當媽媽成為了遙遠的媽媽, 女兒也成為了遙遠的女兒。
她沒有擁有一個能夠託付心事的媽媽, 媽媽也沒有擁有一個能夠託付心事的女兒。
梁以璇不知怎麼覺得有點難受, 眼淚止不住地往下落。
梁琴似乎也自覺快要失態, 轉身往外走去:“那媽媽先回去了。”
“媽——”梁以璇匆忙揩了揩淚,上前拉住了梁琴的胳膊。
梁琴腳步一頓,背對著梁以璇眨了眨酸脹的眼睛, 調整好表情回過身來:“還有事跟媽媽說?”
梁以璇點點頭。
在和邊敘重修舊好的過程裡, 她明白了一段關系的和解不應該隻是單方的行動。
她們母女倆總是很被動,不等矛盾積累到頂峰就誰都不去戳破那些平靜的表象,既然今晚有了這個機會,已經把話說到這裡,她也想跟媽媽講點什麼。
沉默片刻,梁以璇慢慢收幹眼淚,深吸一口氣:“媽,我沒覺得您失敗,不管是作為一名舞蹈家還是一位媽媽。”
梁琴神情微微一滯。
“我從來沒見過爸爸,也不知道他長什麼樣,連做夢都夢不到他的臉,小時候確實為這事傷了不少心,每次一被人笑話就難受地躲起來,”梁以璇抿了抿唇,慢慢地說,“但在六歲以後,您回到南淮跟我和外婆一起生活的那些年裡,我好像漸漸就不太在意‘爸爸’這個缺失的符號了。”
“因為我發現您那麼優秀,對舞蹈那麼專注,生活過得那麼充實,那個人存不存在對您來說一點也不要緊,所以我也覺得不要緊了,我感覺那些笑話我的人說錯了,我們並不是被拋棄的那方。”
梁琴忍著情緒別開頭去。
“您可能不知道,這個認知對當年的我來說真的很重要。您讓一個單親家庭出生的孩子不再覺得自己沒有爸爸是件很可憐的事,讓她在許生日願望的時候不再希望上天給她一個爸爸,而是希望成為像媽媽一樣厲害的舞蹈家,這就是您的成功。”梁以璇上前抱了抱她,“媽,謝謝您。”
梁琴顫抖著點點頭,在她背脊上輕輕拍了拍,閉上眼無聲落下淚來。
*
母女倆都花了妝,在化妝間內置的洗漱臺卸過妝後,梁琴拎起包說:“時候不早了,跟媽媽一起過來的同事還在樓下等,媽媽就先回去了,你在北城後面兩天如果有時間可以過來吃個便飯。”

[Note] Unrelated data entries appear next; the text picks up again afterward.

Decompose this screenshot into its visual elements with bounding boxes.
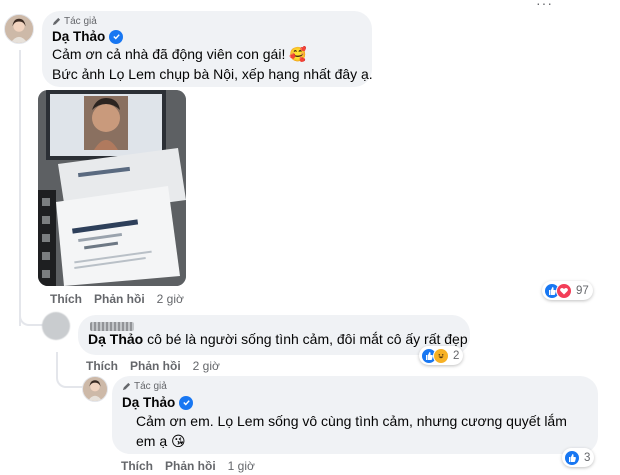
author-badge-label: Tác giả [134,381,167,392]
author-badge-label: Tác giả [64,16,97,27]
commenter-avatar[interactable] [42,312,70,340]
verified-badge-icon [179,395,194,410]
comment-author[interactable]: Dạ Thảo [122,395,194,410]
comment-actions: Thích Phản hồi 2 giờ [50,292,184,306]
pencil-icon [122,382,131,391]
certificate-photo [38,90,186,286]
comment-photo[interactable] [38,90,186,286]
reply-button[interactable]: Phản hồi [130,359,181,373]
comment-text-line: Bức ảnh Lọ Lem chụp bà Nội, xếp hạng nhấ… [52,66,373,82]
reaction-count: 97 [576,284,589,297]
avatar-photo [5,15,33,43]
author-badge: Tác giả [122,381,167,392]
like-icon [564,449,580,466]
pencil-icon [52,17,61,26]
comment-text-line: em ạ 😘 [136,433,186,449]
author-avatar[interactable] [82,376,108,402]
love-icon [556,282,572,299]
more-options-icon[interactable]: ··· [536,0,576,10]
comment-timestamp[interactable]: 2 giờ [193,359,220,373]
verified-badge-icon [109,29,124,44]
reaction-summary[interactable]: 97 [542,281,593,300]
reaction-count: 3 [584,451,591,464]
comment-actions: Thích Phản hồi 1 giờ [121,459,255,473]
comment-timestamp[interactable]: 1 giờ [228,459,255,473]
comment-text: Dạ Thảo cô bé là người sống tình cảm, đô… [88,331,468,347]
thread-connector [19,300,43,326]
comment-timestamp[interactable]: 2 giờ [157,292,184,306]
author-mention[interactable]: Dạ Thảo [88,331,143,347]
comment-text-line: Cảm ơn em. Lọ Lem sống vô cùng tình cảm,… [136,413,567,429]
author-name[interactable]: Dạ Thảo [52,29,105,44]
commenter-name-redacted [90,322,134,331]
like-button[interactable]: Thích [86,359,118,373]
thread-connector [56,352,84,388]
reaction-count: 2 [453,349,460,362]
thread-line [19,50,21,326]
author-avatar[interactable] [4,14,34,44]
reaction-summary[interactable]: 2 [419,346,464,365]
reply-button[interactable]: Phản hồi [94,292,145,306]
reaction-summary[interactable]: 3 [562,448,595,467]
author-name[interactable]: Dạ Thảo [122,395,175,410]
like-button[interactable]: Thích [121,459,153,473]
comment-actions: Thích Phản hồi 2 giờ [86,359,220,373]
comment-text-body: cô bé là người sống tình cảm, đôi mắt cô… [143,331,468,347]
like-button[interactable]: Thích [50,292,82,306]
author-badge: Tác giả [52,16,97,27]
haha-icon [433,347,449,364]
comment-author[interactable]: Dạ Thảo [52,29,124,44]
comment-text-line: Cảm ơn cả nhà đã động viên con gái! 🥰 [52,46,307,62]
avatar-photo [83,377,107,401]
reply-button[interactable]: Phản hồi [165,459,216,473]
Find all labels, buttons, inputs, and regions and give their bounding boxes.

梁以璇點點頭送梁琴出去,剛一拉開化妝間的門,一眼看到邊敘抱臂倚著牆站在走廊裡。
聽到開門動靜,邊敘抬起頭打量了眼母女倆各自的表情,看著梁以璇發紅的眼圈皺起眉來。
梁琴一下子撇過了頭,像沒看見邊敘,背朝著他對梁以璇說:“好了,不用送了。”
梁以璇瞄了眼邊敘,跟媽媽說:“那您回去路上小心。”
梁琴點點頭挎著包進了電梯。
梁以璇把邊敘帶進了化妝間,關上門,看他一臉嚴肅,抓著他的手晃了晃:“放心,我沒跟我媽吵架。”

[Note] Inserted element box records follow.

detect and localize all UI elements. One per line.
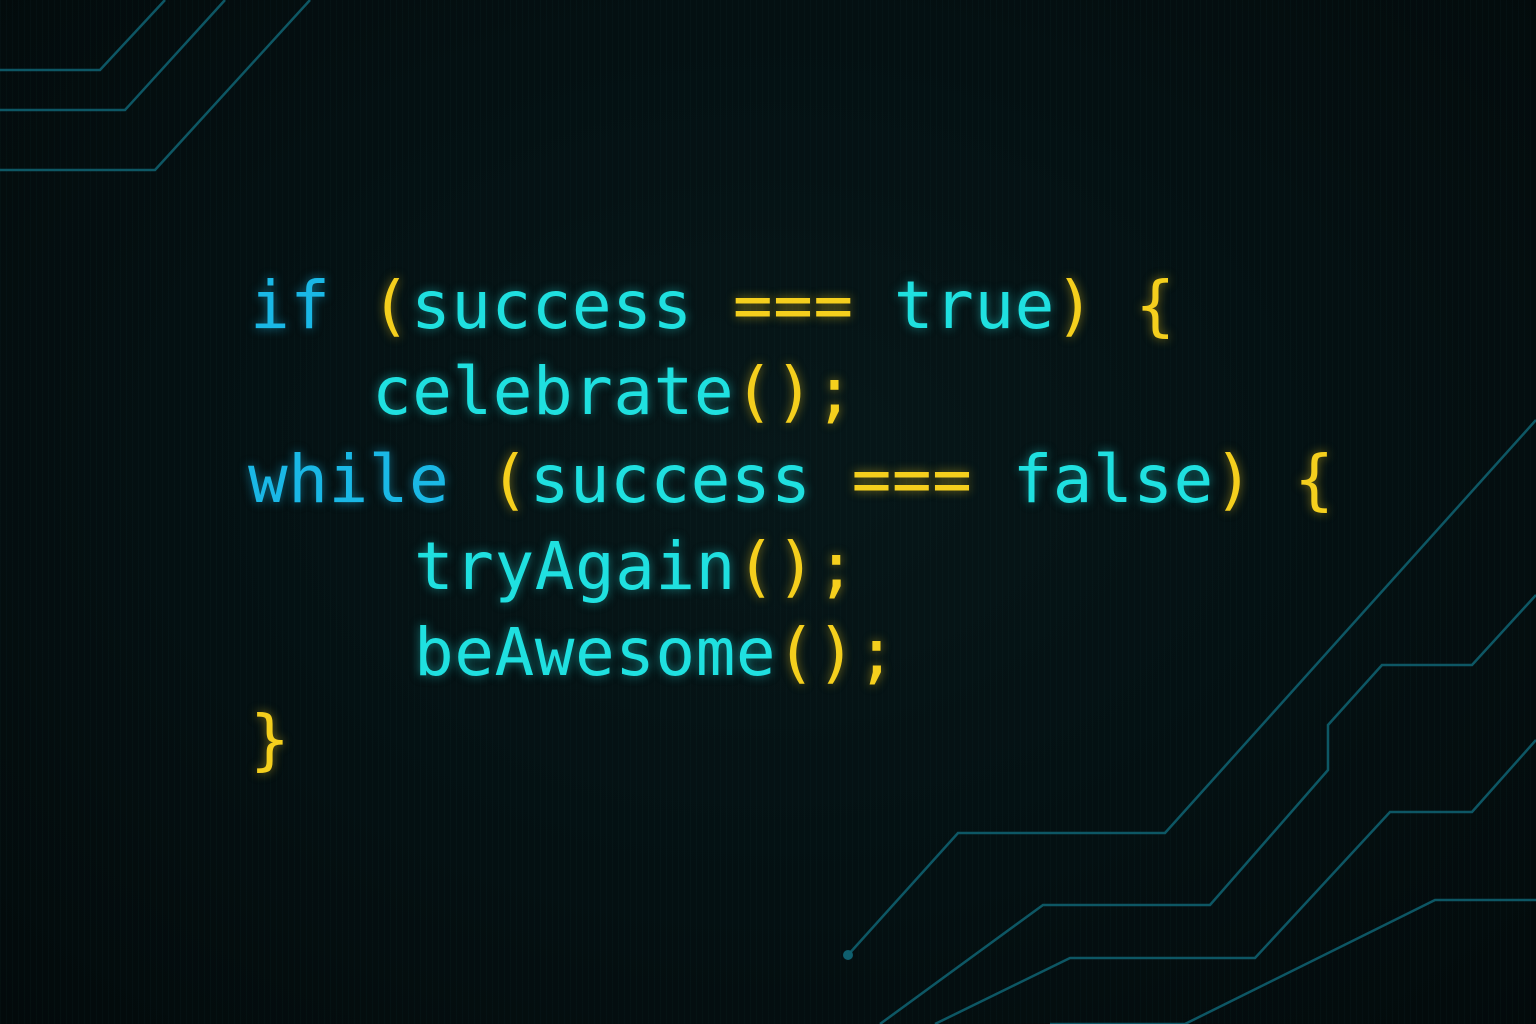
keyword-if: if [250, 267, 331, 344]
function-celebrate: celebrate [372, 353, 735, 430]
call-parens: (); [735, 528, 857, 605]
strict-equals-operator: === [732, 267, 854, 344]
code-line-tryagain: tryAgain(); [414, 527, 857, 607]
value-true: true [893, 267, 1055, 344]
call-parens: (); [734, 353, 855, 430]
close-brace: } [250, 701, 291, 778]
open-brace: { [1135, 267, 1176, 344]
code-line-celebrate: celebrate(); [372, 352, 855, 432]
strict-equals-operator: === [851, 441, 973, 518]
function-tryagain: tryAgain [414, 528, 736, 605]
code-line-if: if (success === true) { [250, 266, 1176, 346]
close-paren: ) [1054, 267, 1096, 344]
variable-success: success [410, 267, 693, 344]
close-paren: ) [1213, 441, 1254, 518]
open-brace: { [1294, 441, 1335, 518]
code-line-while: while (success === false) { [248, 440, 1335, 520]
value-false: false [1012, 441, 1214, 518]
open-paren: ( [489, 441, 530, 518]
call-parens: (); [776, 614, 897, 691]
keyword-while: while [248, 441, 450, 518]
variable-success: success [529, 441, 812, 518]
function-beawesome: beAwesome [414, 614, 777, 691]
code-line-beawesome: beAwesome(); [414, 613, 897, 693]
code-line-close: } [250, 700, 290, 780]
code-block: if (success === true) { celebrate(); whi… [0, 0, 1536, 1024]
open-paren: ( [370, 267, 411, 344]
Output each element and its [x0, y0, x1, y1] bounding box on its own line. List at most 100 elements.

邊敘擰著眉,抬起另一隻手撫了撫她發紅的眼圈:“那怎麼哭了?”
梁以璇把剛才母女倆說的話大致講了講,思索著問:“我媽這樣應該算是跟我和解了吧?”
邊敘松了眉頭。
他早就在想,他上回都把話說到那份上了,如果今晚這麼關鍵的契機都不能讓她們母女倆達成和解,那梁琴恐怕真是瘋魔了。
“還用問?當然是了。”邊敘抬起食指刮了下她的鼻梁。
梁以璇開心地抱住了邊敘的腰,把臉貼進他懷裡。
雖然生疏了這麼多年的母女關系不可能一朝熱絡起來,但互相達成諒解就是修復的開端,往後日子還長,她想總會一天天好起來的。
梁以璇正暢想著未來,忽然聽見頭頂傳來一聲嘆息。
邊敘摸了摸她的臉頰:“可惜你媽看起來還沒跟我和解。”
“嗯?”梁以璇抬起頭來,皺眉回想了下剛才媽媽看到邊敘的反應,“她應該是因為剛哭過又卸了妝,素面朝天不願意見生人,所以才裝沒看見你吧?”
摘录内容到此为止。